Cerró el estuche y lo acercó a través de la mesa hacia el serio empresario, pero él lo depositó en sus manos, mientras se las cerraba sobre aquella muestra de afecto.
—Se lo debería devolver a mi hijo para que él mismo se lo pusiera en el dedo, pero como no sé cuándo podría suceder eso, será mejor que lo guarde usted y que cada vez que tenga dudas sobre Pedro, lo mire.
—¿Por qué motivo de repente ahora soy apropiada para su familia? ¿Por mi embarazo? —preguntó Paula, confusa con tanta amabilidad por parte del despiadado banquero.

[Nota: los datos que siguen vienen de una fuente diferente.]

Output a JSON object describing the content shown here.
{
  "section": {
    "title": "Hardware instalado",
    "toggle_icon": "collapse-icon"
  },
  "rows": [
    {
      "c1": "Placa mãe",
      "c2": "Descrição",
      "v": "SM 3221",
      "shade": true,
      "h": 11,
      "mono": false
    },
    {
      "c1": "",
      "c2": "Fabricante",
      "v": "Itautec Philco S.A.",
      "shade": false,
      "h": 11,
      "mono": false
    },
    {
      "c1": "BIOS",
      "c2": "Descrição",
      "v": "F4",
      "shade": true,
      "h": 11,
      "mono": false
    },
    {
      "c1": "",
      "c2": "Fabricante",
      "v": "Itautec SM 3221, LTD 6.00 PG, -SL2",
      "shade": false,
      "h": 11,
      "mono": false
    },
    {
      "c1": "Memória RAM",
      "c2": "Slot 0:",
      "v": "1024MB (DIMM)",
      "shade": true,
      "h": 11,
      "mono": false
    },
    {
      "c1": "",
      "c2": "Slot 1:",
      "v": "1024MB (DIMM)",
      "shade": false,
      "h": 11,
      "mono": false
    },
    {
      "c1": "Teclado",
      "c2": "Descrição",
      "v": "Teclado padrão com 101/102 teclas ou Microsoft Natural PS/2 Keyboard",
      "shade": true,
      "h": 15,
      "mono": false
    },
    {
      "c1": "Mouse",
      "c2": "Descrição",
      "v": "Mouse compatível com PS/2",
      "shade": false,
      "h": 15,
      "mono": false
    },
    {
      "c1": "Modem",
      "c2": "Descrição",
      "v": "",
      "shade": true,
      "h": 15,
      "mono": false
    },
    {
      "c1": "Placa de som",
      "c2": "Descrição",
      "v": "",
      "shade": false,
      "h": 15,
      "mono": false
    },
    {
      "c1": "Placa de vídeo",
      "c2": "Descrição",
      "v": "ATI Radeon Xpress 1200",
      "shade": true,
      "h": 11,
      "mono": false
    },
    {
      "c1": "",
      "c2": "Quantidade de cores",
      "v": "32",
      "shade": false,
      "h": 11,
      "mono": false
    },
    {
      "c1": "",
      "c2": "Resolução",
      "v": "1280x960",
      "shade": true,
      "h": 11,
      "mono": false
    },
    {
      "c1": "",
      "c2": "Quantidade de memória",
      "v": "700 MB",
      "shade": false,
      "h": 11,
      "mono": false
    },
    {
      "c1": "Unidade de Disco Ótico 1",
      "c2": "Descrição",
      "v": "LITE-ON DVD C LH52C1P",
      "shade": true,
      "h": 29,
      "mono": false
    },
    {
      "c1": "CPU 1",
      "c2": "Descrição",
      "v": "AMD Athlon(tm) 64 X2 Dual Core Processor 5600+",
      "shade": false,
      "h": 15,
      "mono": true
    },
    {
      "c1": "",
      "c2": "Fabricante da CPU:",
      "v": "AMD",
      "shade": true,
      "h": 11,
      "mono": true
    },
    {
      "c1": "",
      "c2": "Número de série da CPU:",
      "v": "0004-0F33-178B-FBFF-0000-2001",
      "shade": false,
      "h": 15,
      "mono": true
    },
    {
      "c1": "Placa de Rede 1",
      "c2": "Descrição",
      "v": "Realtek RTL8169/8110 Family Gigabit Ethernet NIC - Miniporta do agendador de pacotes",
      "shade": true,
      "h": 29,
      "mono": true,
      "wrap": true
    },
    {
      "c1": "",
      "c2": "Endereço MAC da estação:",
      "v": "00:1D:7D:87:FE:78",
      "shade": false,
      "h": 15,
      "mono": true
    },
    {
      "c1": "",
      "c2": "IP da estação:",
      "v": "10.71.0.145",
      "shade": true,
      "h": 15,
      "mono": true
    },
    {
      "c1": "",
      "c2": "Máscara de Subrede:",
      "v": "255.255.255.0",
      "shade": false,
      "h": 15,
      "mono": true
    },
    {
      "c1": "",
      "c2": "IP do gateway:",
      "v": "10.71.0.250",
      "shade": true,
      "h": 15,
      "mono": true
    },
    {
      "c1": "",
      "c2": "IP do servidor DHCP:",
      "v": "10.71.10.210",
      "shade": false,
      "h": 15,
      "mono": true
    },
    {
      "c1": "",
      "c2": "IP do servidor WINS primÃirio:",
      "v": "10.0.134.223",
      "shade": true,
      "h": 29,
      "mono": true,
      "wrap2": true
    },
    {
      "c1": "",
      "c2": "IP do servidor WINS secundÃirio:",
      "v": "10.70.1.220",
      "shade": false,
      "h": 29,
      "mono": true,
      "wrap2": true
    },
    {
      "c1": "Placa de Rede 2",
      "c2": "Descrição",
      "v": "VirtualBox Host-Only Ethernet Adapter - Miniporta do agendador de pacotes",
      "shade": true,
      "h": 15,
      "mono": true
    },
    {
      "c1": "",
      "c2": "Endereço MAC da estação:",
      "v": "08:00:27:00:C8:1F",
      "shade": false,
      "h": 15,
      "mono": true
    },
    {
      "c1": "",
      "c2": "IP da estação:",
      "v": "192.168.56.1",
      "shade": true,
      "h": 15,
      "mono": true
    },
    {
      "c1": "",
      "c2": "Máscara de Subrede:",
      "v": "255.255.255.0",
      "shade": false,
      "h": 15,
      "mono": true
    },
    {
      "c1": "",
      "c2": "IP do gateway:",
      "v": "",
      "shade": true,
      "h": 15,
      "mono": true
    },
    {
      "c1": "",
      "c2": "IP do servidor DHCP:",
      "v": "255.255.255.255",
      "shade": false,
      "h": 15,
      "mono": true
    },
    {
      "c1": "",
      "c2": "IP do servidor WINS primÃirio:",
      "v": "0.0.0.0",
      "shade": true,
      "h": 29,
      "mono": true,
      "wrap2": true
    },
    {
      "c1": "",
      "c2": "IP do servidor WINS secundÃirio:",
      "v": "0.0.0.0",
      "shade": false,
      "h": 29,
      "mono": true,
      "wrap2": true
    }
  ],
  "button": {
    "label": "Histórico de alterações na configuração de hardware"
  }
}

—Por mi hijo. Porque vi su cara de enamorado y me recordó a mí mismo cuando conocí a mi querida Monica. ¡No cometa el error de perder el amor de su vida por miedo! Yo disfruté del mío poco tiempo y, tras su muerte, le puedo garantizar que ni el más absorbente negocio puede sustituir el vacío que ha dejado en mi alma —confesó Nicolas Alfonso, acariciando la foto de su esposa y demostrando que, después de todo, el frío empresario también era humano.
—Lo pensaré —repitió Paula, tras coger el caro presente y marcharse del despacho, dispuesta a enfrentarse con lo que le deparara el destino.